その3:
『ニューヨークで浮気。激しく浮気。』
一瞬ロンドンに来たのかと錯覚するウエストヴィレッジ
あたしが昔働いていた美しいBarrow Street
ロンドンと似てるけど違う Vibeが違う
ロンドンに移り住んで5ヶ月、本当に充実した毎日が続いている。
イギリス人は慎ましやかだし、食べ物も美味しい。
クラシックのコンサート会場では水を打ったように静かで、演目も出演者も世界一素晴らしいし、 美術館の内容のクオリティの高さも他に類を見ないほど。
素敵な公園は近くにあるし、うちの前で働くロシア人のコンストラクションワーカーは
しゃぶりつきたくなるほどカッコいい。
つい昨日は国民健康保険の番号ももらった(NHS)!
本当にどこから見ても(今んとこ)非の打ち所のない国だわ、グレートブリテンっ!
我が英国の永遠にあらんことをっ!
・・・・
でもね、やっぱりね、どう転んでもね、
ニューヨークのもつ魅力にはかなわないのぉぉぉぉっ!(大絶叫)
ママーっ!許してーっ!
ニューヨークの街ったらね、汚いんだよー。
人はものすごくルードだし、態度メガXLだし、 せちがらい雰囲気醸し出してるし。
あたしなんてこの2週間の滞在で何回かウェイトレスからものすごい嫌な態度取られたし・・・。
「149丁目に行って頂戴。」ってタクシーの運ちゃんに言ったら「のーファッキンうぇーっ!」って言われるし。ドたまに来るわよっ!
人々はいつでも他人に対して「戦闘態勢」にある感じで戦々恐々とすらしてるしさー。
あ゛ー、マジでやんなるわーっ。
と、
どんだけマイナーなこと書いてみたとしても、ニューヨークをとことん愛してる自分が歯がゆい。

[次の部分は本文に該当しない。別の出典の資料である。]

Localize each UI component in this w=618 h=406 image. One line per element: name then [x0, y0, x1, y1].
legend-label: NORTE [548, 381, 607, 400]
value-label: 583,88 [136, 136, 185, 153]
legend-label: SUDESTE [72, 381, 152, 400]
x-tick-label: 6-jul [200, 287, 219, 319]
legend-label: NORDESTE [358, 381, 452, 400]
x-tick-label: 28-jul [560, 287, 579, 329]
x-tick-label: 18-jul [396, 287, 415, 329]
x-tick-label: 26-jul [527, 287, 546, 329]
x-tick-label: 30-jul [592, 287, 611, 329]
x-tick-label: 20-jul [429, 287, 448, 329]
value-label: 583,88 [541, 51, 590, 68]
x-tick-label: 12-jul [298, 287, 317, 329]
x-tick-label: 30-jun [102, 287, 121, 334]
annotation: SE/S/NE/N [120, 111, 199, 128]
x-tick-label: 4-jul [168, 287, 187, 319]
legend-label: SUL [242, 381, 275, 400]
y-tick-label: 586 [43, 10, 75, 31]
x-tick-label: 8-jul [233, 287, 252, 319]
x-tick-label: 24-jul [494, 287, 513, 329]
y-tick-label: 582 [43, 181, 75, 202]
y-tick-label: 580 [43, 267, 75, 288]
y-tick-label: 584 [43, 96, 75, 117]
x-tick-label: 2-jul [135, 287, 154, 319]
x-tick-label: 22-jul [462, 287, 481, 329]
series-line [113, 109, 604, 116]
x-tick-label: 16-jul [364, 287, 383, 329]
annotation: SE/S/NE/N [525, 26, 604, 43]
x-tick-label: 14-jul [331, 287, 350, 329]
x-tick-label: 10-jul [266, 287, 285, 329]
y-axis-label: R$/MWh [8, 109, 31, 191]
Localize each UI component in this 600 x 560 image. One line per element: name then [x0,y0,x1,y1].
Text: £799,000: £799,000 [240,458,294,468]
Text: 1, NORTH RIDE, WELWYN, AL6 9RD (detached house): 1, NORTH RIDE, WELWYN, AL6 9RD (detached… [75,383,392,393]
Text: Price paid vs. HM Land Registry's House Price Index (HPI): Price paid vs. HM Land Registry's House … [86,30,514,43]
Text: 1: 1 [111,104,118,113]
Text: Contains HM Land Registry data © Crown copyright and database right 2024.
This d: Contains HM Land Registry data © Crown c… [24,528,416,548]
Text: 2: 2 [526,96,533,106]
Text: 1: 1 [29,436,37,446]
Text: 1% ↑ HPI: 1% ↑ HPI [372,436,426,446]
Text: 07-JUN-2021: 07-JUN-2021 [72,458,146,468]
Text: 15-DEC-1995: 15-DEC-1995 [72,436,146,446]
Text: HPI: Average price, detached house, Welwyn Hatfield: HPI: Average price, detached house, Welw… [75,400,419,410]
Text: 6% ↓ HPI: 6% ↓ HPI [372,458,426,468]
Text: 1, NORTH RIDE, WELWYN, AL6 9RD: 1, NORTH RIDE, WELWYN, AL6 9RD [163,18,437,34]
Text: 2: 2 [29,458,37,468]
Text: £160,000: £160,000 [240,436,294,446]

13年余り住んでいたのでもう故郷の気分すらするのよ。
ここだけの話、ニューヨークにいると自分の故郷ににいるときよりも「ぐぐーっ!」と胸に迫ってくるものがあるわ。
あの街の持ってる不可解、かつファビュラスな『その』魅力って一体何なん?
皆さん、そのコアの部分を知っていたら是非あたしに噛み砕いて説明キボンヌ。
女癖の悪い旦那(ニュ山ヨク夫)と離婚したあと、よくできた旦那(ロン田ドン夫)と結婚して毎日とても幸せなんだけどなんとなくどこか物足りない妻(←なげっ)の気持ちがちょっと判ったりして。
ロンドンに帰って来てからNYと「疑似浮気」した気分でプチギルティーすら感じてる私。うちの前で作業してるセルゲイ(仮名)と目を合わせられん。
2週間ぶりのロンドン。
帰って来てどこか「ほっ」としてる自分がいることも否めない。
やはりこの街の持っている「気」はかなり落ち着いていると思う。
この「落ち着き」は激しく退屈になりがちではあるけどなかなかの魅力にもなりうるはずだっ!
あたしも40歳、気を落ち着かせて長く生きるか、昂揚した雰囲気の街で刹那に生きるか、とても考えどころではあるような、ないような・・・。
生々流転。
ちょっくらちょっとジョージ・マイケルにでもご意見伺いに行きたい気分だわ。